When it comes to localizing a source, we are best at estimating azimuth, next best at estimating elevation, and worst at estimating range. In a similar fashion, the cues for azimuth are quite well understood, the cues for elevation are less well understood, and the cues for range are least well understood. The following cues for range are frequently mentioned:
Excess interaural level difference (ILD)
Ratio of direct to reverberant sound
The physical basis for the loudness cue obviously stems from the fact that the captured sound energy coming directly from the source falls off inversely with the square of range
Combination of the perception of loudness and knowledge about the sound
Motion parallax refers to the fact that if a listener translates his or her head, the change in azimuth will be range dependent. For sources that are very close, a small shift causes a large change in azimuth, while for sources that are distant there is essentially no azimuth change.
In addition, as a sound source gets very close to the head, the ILD will increase. This increase becomes noticeable for ranges under about one meter.

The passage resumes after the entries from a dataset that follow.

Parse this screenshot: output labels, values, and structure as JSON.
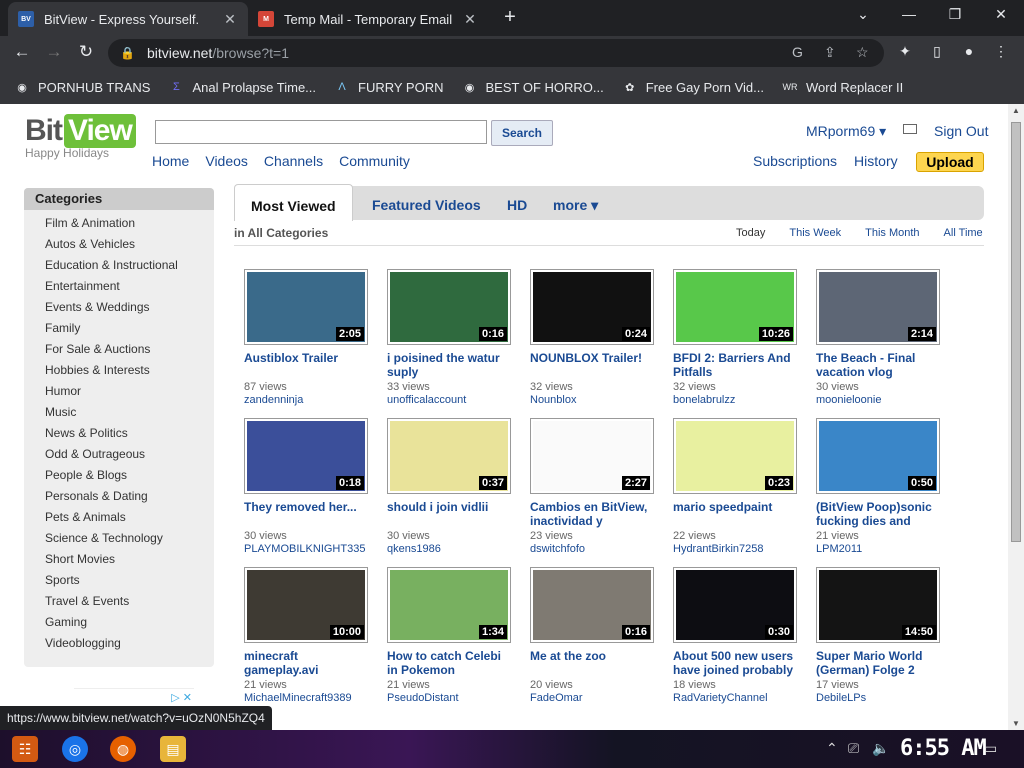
{
  "browser": {
    "tabs": [
      {
        "title": "BitView - Express Yourself.",
        "favicon": "BV",
        "active": true
      },
      {
        "title": "Temp Mail - Temporary Email",
        "favicon": "M",
        "active": false
      }
    ],
    "url_host": "bitview.net",
    "url_path": "/browse?t=1",
    "bookmarks": [
      "PORNHUB TRANS",
      "Anal Prolapse Time...",
      "FURRY PORN",
      "BEST OF HORRO...",
      "Free Gay Porn Vid...",
      "Word Replacer II"
    ],
    "status_url": "https://www.bitview.net/watch?v=uOzN0N5hZQ4"
  },
  "site": {
    "logo_bit": "Bit",
    "logo_view": "View",
    "logo_tagline": "Happy Holidays",
    "search_button": "Search",
    "search_value": "",
    "nav": [
      "Home",
      "Videos",
      "Channels",
      "Community"
    ],
    "username": "MRporm69 ▾",
    "sign_out": "Sign Out",
    "subnav": [
      "Subscriptions",
      "History"
    ],
    "upload": "Upload"
  },
  "categories": {
    "header": "Categories",
    "items": [
      "Film & Animation",
      "Autos & Vehicles",
      "Education & Instructional",
      "Entertainment",
      "Events & Weddings",
      "Family",
      "For Sale & Auctions",
      "Hobbies & Interests",
      "Humor",
      "Music",
      "News & Politics",
      "Odd & Outrageous",
      "People & Blogs",
      "Personals & Dating",
      "Pets & Animals",
      "Science & Technology",
      "Short Movies",
      "Sports",
      "Travel & Events",
      "Gaming",
      "Videoblogging"
    ]
  },
  "browse": {
    "tabs": [
      "Most Viewed",
      "Featured Videos",
      "HD",
      "more ▾"
    ],
    "in_category": "in All Categories",
    "time_filters": [
      "Today",
      "This Week",
      "This Month",
      "All Time"
    ],
    "videos": [
      {
        "title": "Austiblox Trailer",
        "views": "87 views",
        "user": "zandenninja",
        "duration": "2:05",
        "bg": "#3a6a8a"
      },
      {
        "title": "i poisined the watur suply",
        "views": "33 views",
        "user": "unofficalaccount",
        "duration": "0:16",
        "bg": "#2f6a3e"
      },
      {
        "title": "NOUNBLOX Trailer!",
        "views": "32 views",
        "user": "Nounblox",
        "duration": "0:24",
        "bg": "#111"
      },
      {
        "title": "BFDI 2: Barriers And Pitfalls",
        "views": "32 views",
        "user": "bonelabrulzz",
        "duration": "10:26",
        "bg": "#58c84a"
      },
      {
        "title": "The Beach - Final vacation vlog",
        "views": "30 views",
        "user": "moonieloonie",
        "duration": "2:14",
        "bg": "#5d6675"
      },
      {
        "title": "They removed her...",
        "views": "30 views",
        "user": "PLAYMOBILKNIGHT335",
        "duration": "0:18",
        "bg": "#3b4f9a"
      },
      {
        "title": "should i join vidlii",
        "views": "30 views",
        "user": "qkens1986",
        "duration": "0:37",
        "bg": "#e9e39a"
      },
      {
        "title": "Cambios en BitView, inactividad y",
        "views": "23 views",
        "user": "dswitchfofo",
        "duration": "2:27",
        "bg": "#fafafa"
      },
      {
        "title": "mario speedpaint",
        "views": "22 views",
        "user": "HydrantBirkin7258",
        "duration": "0:23",
        "bg": "#e8f0a0"
      },
      {
        "title": "(BitView Poop)sonic fucking dies and",
        "views": "21 views",
        "user": "LPM2011",
        "duration": "0:50",
        "bg": "#3a86c8"
      },
      {
        "title": "minecraft gameplay.avi",
        "views": "21 views",
        "user": "MichaelMinecraft9389",
        "duration": "10:00",
        "bg": "#3e3a33"
      },
      {
        "title": "How to catch Celebi in Pokemon",
        "views": "21 views",
        "user": "PseudoDistant",
        "duration": "1:34",
        "bg": "#78b060"
      },
      {
        "title": "Me at the zoo",
        "views": "20 views",
        "user": "FadeOmar",
        "duration": "0:16",
        "bg": "#7f7a72"
      },
      {
        "title": "About 500 new users have joined probably",
        "views": "18 views",
        "user": "RadVarietyChannel",
        "duration": "0:30",
        "bg": "#0d0d12"
      },
      {
        "title": "Super Mario World (German) Folge 2",
        "views": "17 views",
        "user": "DebileLPs",
        "duration": "14:50",
        "bg": "#141414"
      }
    ]
  },
  "taskbar": {
    "clock": "6:55 AM"
  }
}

The final cue listed is the ratio of direct to reverberant sound. As we mentioned above, the energy received directly from a sound source drops of inversely with the square of the range. However, in ordinary rooms, the sound is reflected and scattered many times from environmental surfaces, and the reverberant energy reaching the ears does not change much with the distance from the source to the listener. Thus, the ratio of direct to reverberant energy is a major cue for range. At close ranges, the ratio is very large, while at long ranges it is quite small. Fortunately, this is a relatively easy and effective cue to manipulate for HCI applications.